Men’s shirt customizer

Do you know how to represent 12 shirt fashions with 80+ fabrics and multiple interchangeable parts? Let me show you my implementation of a customizable men’s shirt.

Men's shirt customizer poster

In introduction, one company made a good website with an easy-to-pick-the-right-shirt design and presentable 3D model of a business men’s shirt. I liked everything: stitches, real-looking bends and, of course, all the materials. Other manufacturers began to cry outloud “We want that, too!” So it became a whole new industry project for me, making a customizable men’s shirt for the Richard Hampton.

I began to learn how to simulate the real-world physics of cloth and how to correctly keep all the UV-maps. 3ds Max is great for such a modeling using Splines and Garment Maker, but not when you have no final fashion at all and you have to change every detail almost interactively. And yes, initial data were scarce: I had had only photographs of fabrics, a few sketches how these shirts should look like and a great will to complete the project.

Therefore I blindly took Marvelous Designer (MD) knowing nothing about its strengths. And that was my lucky guess, true. As I understood much later this is also a great tool for drapery used in interior visualization (pillows, curtains, bed covering) as well as any flexible structures. Pins, seams, stretch coefficients, buckling ratio work as a charm.

Step by step, I created four of the models as a base and, when the client was pleased, I started to simulate the details, editing the final mesh and making all modifiers instanced. Workflow was rather simple: modeling in MD → exporting/importing → grouping by layers with NLM in 3ds Max → editing/texturing using my ScreenOffset script → final rendering of all queues using backburner → postprocessing using Photoshop scripts I wrote for this project. And it is all in the loop.

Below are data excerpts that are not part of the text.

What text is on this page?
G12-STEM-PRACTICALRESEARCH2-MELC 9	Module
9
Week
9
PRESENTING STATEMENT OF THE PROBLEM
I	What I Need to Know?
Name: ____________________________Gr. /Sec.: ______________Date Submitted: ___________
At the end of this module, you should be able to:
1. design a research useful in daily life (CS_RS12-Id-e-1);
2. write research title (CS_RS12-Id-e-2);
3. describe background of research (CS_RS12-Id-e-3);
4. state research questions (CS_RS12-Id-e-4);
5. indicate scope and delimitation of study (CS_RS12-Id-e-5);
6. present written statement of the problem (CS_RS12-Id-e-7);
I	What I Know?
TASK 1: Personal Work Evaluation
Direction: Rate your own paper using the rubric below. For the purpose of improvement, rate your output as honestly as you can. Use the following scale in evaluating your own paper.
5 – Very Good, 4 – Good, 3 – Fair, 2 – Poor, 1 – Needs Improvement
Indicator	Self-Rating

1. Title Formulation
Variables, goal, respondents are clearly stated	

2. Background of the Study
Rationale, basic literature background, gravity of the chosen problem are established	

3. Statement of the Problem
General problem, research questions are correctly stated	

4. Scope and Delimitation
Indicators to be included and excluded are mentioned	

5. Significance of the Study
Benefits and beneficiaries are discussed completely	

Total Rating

I know it sounds like “How to draw an owl”, but I can not help it.

Cuffs

This part I liked the most. There were 10 types of cuff: 3 french ones with links, 6 of italian type with buttons and a turnback one, so called Cocktail Cuff. Cuff camera view with 100%-crop on hover:

Collars

There were 8 types of collar including classic, one for a bow tie, english, french and so on. I have made them double-layered with little bump along the edge to bring the internal seam out. You can see below the internal stand-up part is made as a standalone element, which means the customer could order the shirt with a collar in different colors. Collar camera with wireframe on hover:

Pockets

4 pocket shapes with or without a button. 3 types of placket made me realign the UV-coordinates of all fabrics, because the stripes had to look the same and go directly through the buttonhole, tricky. Pocket camera view with 100%-crop on hover:

Back

3 types of fold on the back. Back camera shows an example of two folds on each side plus their wireframe on hover:

Measurement

I have also made some models with measuring tape: with shirt tucked into belted trousers, with different poses to show the customer how to measure his neck, wrist and so on. Belt camera view plus wireframe on hover:

As a result, I have rendered 5 large sets on the first stage: one for the general view of the shirt and four others for zoom cameras (4726 and 3544 details accordingly).

I know some parts could be better, there is a lot of things to be redone. I still do not like the way the thread lines work with cloth: no pressure, no clamping, no small curvatures so difficult to repeat. Why the heck you, the real world, are so complex?

 

That is all. Another project of mine. Now I hate all the shirts in real life, joking, and know how to make them. Thanks for reading.